El bullicio, el ajetreo, las muchedumbres desesperadas detrás de los regalos, el exceso... Esa es nuestra Navidad hoy.
Fiesta de los mercaderes, de los consumidores, de la obviedad, de lo expuesto. Fiesta que perdió todo su misterio, su magia, su secreto. Su conmoción. Porque la escena de un niño en el pesebre produjo conmoción durante siglos, antes que se banalizara y se convirtiera en un ícono más del kitsch comercial publicitario navideño. Es decir, en una imagen pornográfica, y no en una imagen sagrada.
Cuando se banaliza o manosea una imagen (el desnudo humano, por ejemplo), esta pierde su espesor, su secreto, su "eros". Lo que era sugerido, ahora está sobreexpuesto. Lo que era delicado, bello, ahora es vulgar y predecible. El "desnudo" del niño Dios al lado de su madre es una víctima más de la sociedad de la transparencia. Basta con ver el cuadro "La adoración de los reyes magos" del pintor Leonardo para sentir los ecos de esa emoción, de ese "terror" sagrado original.
Alexander, el personaje principal de la película "El Sacrificio" de Andrei Tarkovski, dice que cada vez que se acerca a mirar esa pintura de Leonardo siente un estremecimiento. ¿Quién podría sentirlo frente a los pesebres hechos en serie, que adornan indistintamente las entradas de las casas comerciales y los templos? Pesebres con vacas desmesuradas, obscenamente gordas, como las de Botero, pero sin la genialidad de Botero. Pesebres realistas, ramplones. Ni siquiera arte popular, sino prefabricado a lo mejor en China, o sea, en ninguna parte.
Para escapar a esa terrible sensación hay que acercarse de nuevo -como Alexander- al cuadro de Leonardo, una pintura llena de detalles muy significativos, que nos hablan. En primer lugar, la variedad de personajes allí presentes, como le gustaba a Leonardo colocar en sus composiciones, entre ellas la de la Última Cena. Gordos, flacos, gente eufórica, o melancólicos, una galería de lo humano, demasiado humano. Hoy habría tenido como modelos, en su mayoría, a obesos mórbidos y a anoréxicos (dos caras de la misma moneda), reflejos de nuestro mundo prisionero de la avidez y la bulimia.

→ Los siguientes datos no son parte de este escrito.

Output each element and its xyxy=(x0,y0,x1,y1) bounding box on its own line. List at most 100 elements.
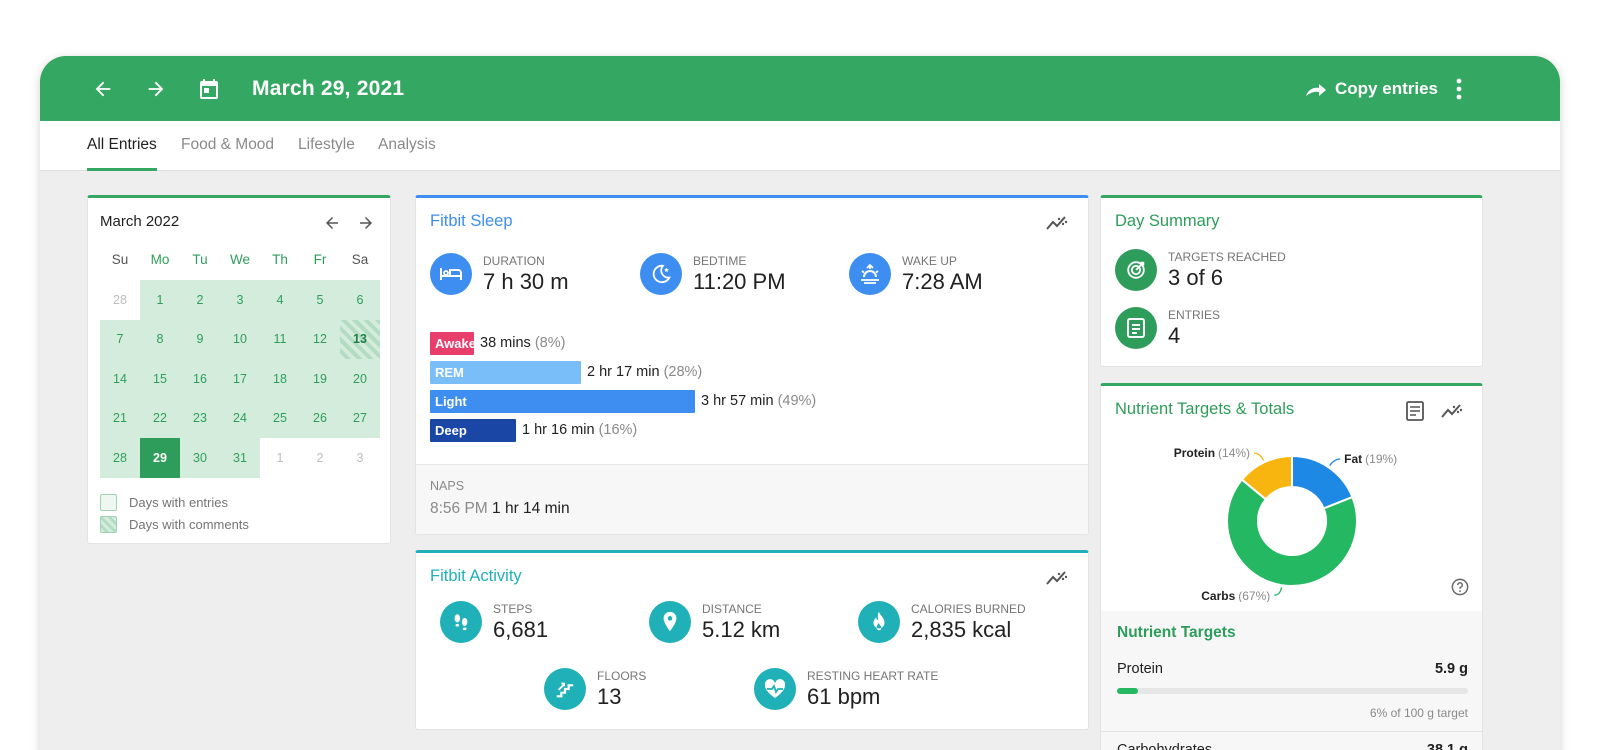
calendar-day[interactable]: 31 xyxy=(220,438,260,478)
help-icon[interactable] xyxy=(1447,574,1473,600)
redo-icon xyxy=(1306,83,1327,96)
calendar-day[interactable]: 24 xyxy=(220,398,260,438)
donut-label-percent: (19%) xyxy=(1365,452,1397,466)
calendar-day[interactable]: 21 xyxy=(100,398,140,438)
calendar-day[interactable]: 30 xyxy=(180,438,220,478)
calendar-day-selected[interactable]: 29 xyxy=(140,438,180,478)
macro-donut-chart: Fat (19%) Carbs (67%) Protein (14%) xyxy=(1174,446,1397,602)
legend-comments-label: Days with comments xyxy=(129,517,249,532)
nutrient-targets-heading: Nutrient Targets xyxy=(1117,624,1236,641)
tab-lifestyle[interactable]: Lifestyle xyxy=(298,121,355,171)
calendar-day[interactable]: 17 xyxy=(220,359,260,399)
calendar-day[interactable]: 13 xyxy=(340,319,380,359)
flame-icon xyxy=(858,601,900,643)
naps-label: NAPS xyxy=(430,479,465,493)
tab-food-mood[interactable]: Food & Mood xyxy=(181,121,274,171)
tab-analysis[interactable]: Analysis xyxy=(378,121,436,171)
calendar-day[interactable]: 18 xyxy=(260,359,300,399)
calendar-day[interactable]: 3 xyxy=(340,438,380,478)
footsteps-icon xyxy=(440,601,482,643)
calendar-icon[interactable] xyxy=(192,56,226,121)
sleep-stage-percent: (49%) xyxy=(777,393,817,409)
activity-heart-rate: RESTING HEART RATE 61 bpm xyxy=(754,668,938,710)
calendar-day[interactable]: 25 xyxy=(260,398,300,438)
donut-leader-line xyxy=(1254,452,1265,461)
nutrient-targets-card: Nutrient Targets & Totals Fat (19%) Carbs(… xyxy=(1100,383,1483,750)
protein-value: 5.9 g xyxy=(1434,661,1468,677)
calendar-day[interactable]: 28 xyxy=(100,438,140,478)
calendar-day[interactable]: 2 xyxy=(180,280,220,320)
tab-all-entries[interactable]: All Entries xyxy=(87,121,157,171)
calendar-next-icon[interactable] xyxy=(353,210,379,236)
legend-comments: Days with comments xyxy=(100,516,249,533)
sleep-stage-text: 2 hr 17 min (28%) xyxy=(587,361,702,384)
protein-progress-fill xyxy=(1117,688,1139,694)
calendar-day[interactable]: 2 xyxy=(300,438,340,478)
calendar-day[interactable]: 14 xyxy=(100,359,140,399)
activity-calories: CALORIES BURNED 2,835 kcal xyxy=(858,601,1026,643)
copy-entries-label: Copy entries xyxy=(1335,78,1438,98)
distance-value: 5.12 km xyxy=(702,616,781,642)
more-vert-icon[interactable] xyxy=(1442,56,1476,121)
floors-label: FLOORS xyxy=(597,668,647,683)
calendar-day[interactable]: 3 xyxy=(220,280,260,320)
list-icon[interactable] xyxy=(1402,398,1428,424)
moon-icon xyxy=(640,253,682,295)
target-icon xyxy=(1115,249,1157,291)
donut-label-percent: (14%) xyxy=(1218,446,1250,460)
calendar-day[interactable]: 23 xyxy=(180,398,220,438)
calendar-day[interactable]: 1 xyxy=(260,438,300,478)
calendar-day[interactable]: 19 xyxy=(300,359,340,399)
trend-chart-icon[interactable] xyxy=(1044,565,1070,591)
bed-icon xyxy=(430,253,472,295)
weekday-label: Fr xyxy=(313,252,327,267)
calendar-day[interactable]: 8 xyxy=(140,319,180,359)
calendar-day[interactable]: 11 xyxy=(260,319,300,359)
sleep-stage-text: 1 hr 16 min (16%) xyxy=(522,419,637,442)
current-date[interactable]: March 29, 2021 xyxy=(252,56,404,121)
tabs-bar: All Entries Food & Mood Lifestyle Analys… xyxy=(40,121,1560,171)
calendar-day[interactable]: 10 xyxy=(220,319,260,359)
donut-label-name: Carbs xyxy=(1201,589,1235,602)
wakeup-value: 7:28 AM xyxy=(902,268,983,294)
calendar-day[interactable]: 5 xyxy=(300,280,340,320)
donut-label: Carbs (67%) xyxy=(1201,589,1270,602)
calendar-day[interactable]: 28 xyxy=(100,280,140,320)
calendar-prev-icon[interactable] xyxy=(319,210,345,236)
entries-label: ENTRIES xyxy=(1168,307,1221,322)
calendar-day[interactable]: 16 xyxy=(180,359,220,399)
app-window: March 29, 2021 Copy entries All Entries … xyxy=(40,56,1560,750)
sleep-stage-time: 3 hr 57 min xyxy=(701,393,774,409)
sleep-duration: DURATION 7 h 30 m xyxy=(430,253,569,295)
weekday-label: We xyxy=(229,252,250,267)
calendar-day[interactable]: 27 xyxy=(340,398,380,438)
back-arrow-icon[interactable] xyxy=(86,56,120,121)
sleep-stage-time: 2 hr 17 min xyxy=(587,364,660,380)
entries-value: 4 xyxy=(1168,322,1181,348)
copy-entries-button[interactable]: Copy entries xyxy=(1303,56,1438,121)
activity-distance: DISTANCE 5.12 km xyxy=(649,601,780,643)
calendar-day[interactable]: 26 xyxy=(300,398,340,438)
protein-progress-track xyxy=(1117,688,1468,694)
calendar-day[interactable]: 15 xyxy=(140,359,180,399)
protein-label: Protein xyxy=(1117,661,1163,677)
calendar-day[interactable]: 22 xyxy=(140,398,180,438)
sleep-stage-bar: Light xyxy=(430,390,695,413)
weekday-label: Mo xyxy=(150,252,170,267)
nutrient-title: Nutrient Targets & Totals xyxy=(1115,400,1295,418)
bedtime-value: 11:20 PM xyxy=(693,268,786,294)
location-pin-icon xyxy=(649,601,691,643)
activity-title: Fitbit Activity xyxy=(430,567,522,585)
trend-chart-icon[interactable] xyxy=(1439,398,1465,424)
calendar-day[interactable]: 6 xyxy=(340,280,380,320)
donut-label: Fat (19%) xyxy=(1344,452,1397,466)
carbs-value: 38.1 g xyxy=(1426,742,1468,750)
forward-arrow-icon[interactable] xyxy=(139,56,173,121)
calendar-day[interactable]: 4 xyxy=(260,280,300,320)
calendar-day[interactable]: 1 xyxy=(140,280,180,320)
calendar-day[interactable]: 7 xyxy=(100,319,140,359)
calendar-day[interactable]: 20 xyxy=(340,359,380,399)
trend-chart-icon[interactable] xyxy=(1044,210,1070,236)
calendar-day[interactable]: 9 xyxy=(180,319,220,359)
calendar-day[interactable]: 12 xyxy=(300,319,340,359)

Atrás de la escena principal -la Virgen María y su niño- hay una ciudad, una ciudad en ruinas. Los estudiosos dicen que se trataría de un símbolo de la ciudad del mundo antiguo. Pero si nos asomamos a este cuadro como a un espejo (toda pintura inmortal sirve de espejo a cada época que la mira), podríamos pensar que esa ciudad es nuestra propia civilización hoy, devastada por el pragmatismo, el materialismo, la ansiedad. Y si lo entendemos así, la escena de la adoración de los reyes magos podría volver a despertar en nosotros el estremecimiento original. El temor y temblor perdidos. Pero nuestra cultura de la abundancia y del exceso hace difícil acceder a la epifanía de un hecho único, irrepetible. Austero y al mismo tiempo inconmensurable.
Hoy, en la saturación de imágenes, escasean las imágenes inocentes. El exceso de palabras no deja escuchar "la" palabra. Y el exceso de cosas, de regalos no deja abrir el único regalo que vale la pena abrir de nuevo, un regalo que, además, hay que abrir en silencio. La adoración y la contemplación de lo naciente requieren de tiempo y silencio.
Lo dice el libro de la Sabiduría: "Cuando un sosegado silencio todo lo envolvía y la noche se encontraba en la mitad de la carrera, tu Palabra omnipotente, cual implacable guerrero, saltó del cielo, desde el trono real". Y también Nietzsche afirma lo mismo -desde las antípodas del antiguo testamento- cuando habla de la "hora más silenciosa de todas", donde él experimenta con estremecimiento su gran revelación, la del eterno retorno. ¿Cuándo podremos nosotros volver a contemplar de nuevo la Navidad?
¿Cómo sacar de en medio a estos viejos pascueros inflables y grotescos que se interponen y no dejan ver a los Reyes Magos besando otra vez los pies al niño enigmático, al niño eterno?